LGBTQ Parenting Roundup

Summer may sometimes feel like a slow time of year, but there’s still a lot happening in LGBTQ parenting news!

LGBTQ Parenting Roundup

Family Profiles

  • Them is running a multi-part series entitled “Birth Story,” profiling a variety of LGBTQ parents.
  • The Chicago Tribune profiles transgender couple Myles and Precious Brady Davis, who are expecting their first child.
  • HuffPo Life profiles Dese’Rae Stage and Felicidad Garcia, who started fertility treatments at the same time and then experienced a pregnancy loss right after one of them gave birth, but found the emotional and financial wherewithal to try for another pregnancy.
  • Newsweek profiles Ash Summers, who identifies as lesbian and recently wrote at Reddit about her two lesbian grandmothers, who have been together 42 years. (But really, Newsweek, we could have done without the line, “while Summers isn’t genetically related to Gay [one of the grandmothers], she considers both women her grandmothers.” Feels like they’re saying, “They’re a family even though—gasp—they’re not genetically related”—when there are enough examples of families created through adoption and donor gametes that this shouldn’t be something we need to note anymore.
  • A pair of male penguins at the Berlin Zoo have been given an egg to hatch, although no one knows yet whether it is fertilized. If it is, they could soon join the many other same-sex penguin parents around the world.

Politics and Law

Schools and Law

Research

  • A study by Rachel Farr, an assistant professor of psychology at the University of Kentucky, found no differences among adoptive families with lesbian or gay parents versus different-sex parents in how the families resolved conflict or in child outcomes. Rather, “children’s positive outcomes were linked with more positive family behaviors.” The study was a longitudinal follow-up of nearly 100 adoptive families with school-age children as they matured from early to middle childhood.
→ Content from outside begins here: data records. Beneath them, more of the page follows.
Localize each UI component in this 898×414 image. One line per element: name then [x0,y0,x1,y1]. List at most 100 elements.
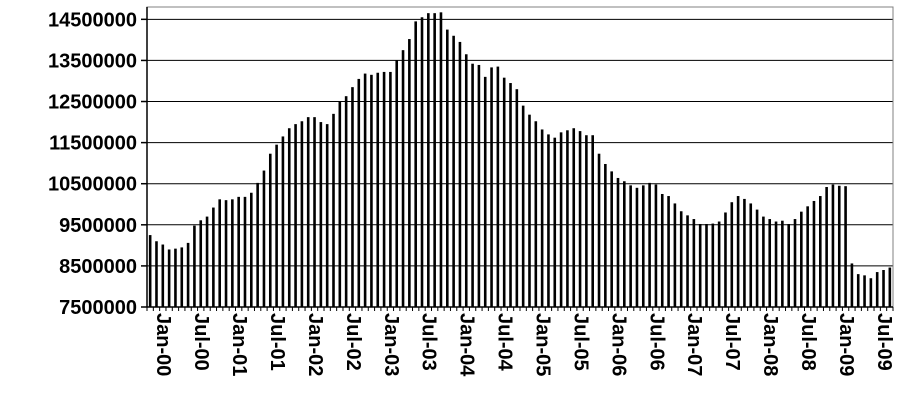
bar [755,209,759,307]
bar [408,39,411,308]
y-tick-label: 10500000 [48,174,137,196]
bar [155,241,158,307]
bar [193,225,196,307]
bar [268,153,272,307]
bar [243,196,247,307]
bar [515,89,519,307]
bar [819,196,822,307]
bar [427,13,430,307]
bar [319,122,323,307]
bar [370,74,373,307]
bar [180,247,184,307]
bar [521,105,525,307]
bar [831,184,835,307]
bar [502,77,506,308]
bar [395,60,399,307]
bar [439,12,443,308]
bar [812,200,816,307]
bar [477,64,481,307]
bar [705,223,708,307]
bar [825,187,828,307]
bar [313,117,316,307]
bar [591,135,594,307]
y-tick-label: 13500000 [48,50,137,72]
bar [743,198,746,307]
bar [641,185,645,307]
bar [420,17,424,308]
y-tick-label: 14500000 [48,9,137,31]
x-tick-label: Jul-04 [494,313,516,372]
bar [281,136,285,307]
x-tick-label: Jul-06 [645,313,667,371]
bar [161,244,165,307]
bar [604,163,607,307]
bar [237,196,240,307]
bar [585,135,588,307]
x-tick-label: Jan-08 [759,313,781,376]
bar [863,275,866,307]
bar [382,71,386,308]
bar [167,249,171,307]
x-tick-label: Jul-08 [797,313,819,371]
bar [433,13,436,307]
x-tick-label: Jan-03 [380,313,402,376]
x-tick-label: Jan-00 [152,313,174,376]
bar [547,134,550,307]
bar [572,128,576,307]
bar [452,35,455,308]
bar [275,144,278,307]
bar [553,137,557,307]
bar [174,248,177,307]
x-tick-label: Jul-09 [873,313,895,371]
bar [199,220,203,307]
bar [837,185,841,307]
x-tick-label: Jul-05 [569,313,591,371]
bar [692,219,696,307]
bars [148,12,892,308]
bar [250,192,253,307]
bar [869,278,873,307]
bar [635,187,639,307]
bar [736,196,740,307]
bar [262,170,266,307]
bar [483,76,487,307]
x-tick-label: Jul-02 [342,313,364,371]
bar [749,203,753,307]
y-tick-label: 12500000 [48,92,137,114]
bar [357,78,361,307]
y-tick-label: 7500000 [59,297,137,319]
bar [566,130,569,307]
y-tick-label: 9500000 [59,215,137,237]
bar [730,202,734,307]
x-tick-label: Jul-07 [721,313,743,371]
bar [724,212,727,307]
bar [389,71,392,308]
bar [300,121,304,307]
bar [471,63,474,308]
bar [578,131,582,307]
bar [186,242,190,307]
bar [806,206,809,307]
bar [667,196,670,307]
bar [762,216,765,307]
bar [856,274,860,307]
x-tick-label: Jul-00 [190,313,212,371]
bar [597,153,601,307]
bar [623,181,626,307]
y-tick-labels: 7500000 8500000 9500000 10500000 11500000 125… [48,9,137,319]
bar [496,66,500,307]
y-tick-label: 11500000 [49,133,137,155]
bar [654,184,658,307]
x-tick-label: Jan-01 [228,313,250,376]
bar [332,113,335,307]
axes [141,6,894,311]
bar [351,87,354,307]
bar [363,73,367,307]
bar [844,186,847,307]
bar [287,128,291,307]
bar [793,219,797,307]
bar [205,216,209,307]
bar [540,129,544,307]
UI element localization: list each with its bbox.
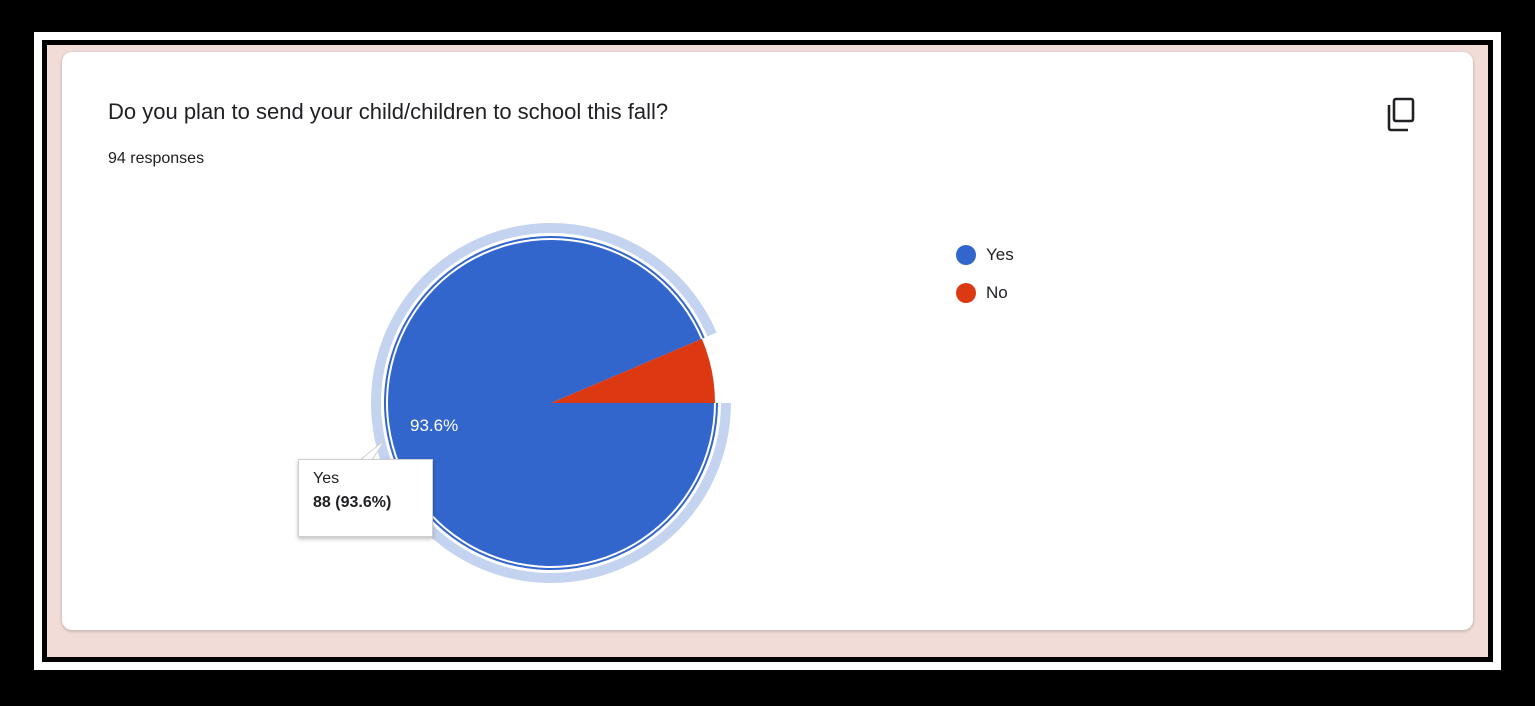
- slice-label-yes: 93.6%: [410, 416, 458, 435]
- copy-chart-button[interactable]: [1378, 92, 1424, 138]
- tooltip-value: 88 (93.6%): [313, 494, 392, 511]
- copy-icon: [1387, 97, 1415, 132]
- legend-swatch-yes: [956, 245, 976, 265]
- pie-slice-no[interactable]: [551, 338, 715, 403]
- legend-label-no: No: [986, 283, 1008, 302]
- question-title: Do you plan to send your child/children …: [108, 99, 669, 124]
- slice-tooltip: Yes 88 (93.6%): [298, 459, 433, 537]
- legend-item-yes[interactable]: Yes: [956, 236, 1014, 274]
- legend-item-no[interactable]: No: [956, 274, 1014, 312]
- chart-legend: Yes No: [956, 236, 1014, 312]
- tooltip-label: Yes: [313, 470, 340, 487]
- legend-swatch-no: [956, 283, 976, 303]
- legend-label-yes: Yes: [986, 245, 1014, 264]
- question-card: [62, 52, 1473, 630]
- responses-count: 94 responses: [108, 150, 205, 167]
Farr sought “to learn how not only behavioral outcomes, but also how outcomes specifically related to adoption, might connect with family conflict behaviors.”

Sports

  • U.S. Women’s National Team soccer coach Jill Ellis is stepping down after leading the team to two Women’s World Cup titles. “She said several elements led to her decision, most importantly the opportunity to make her daughter a priority as she enters high school,” she told ESPN. Ellis and spouse Betsy Stephenson have a 14-year-old daughter.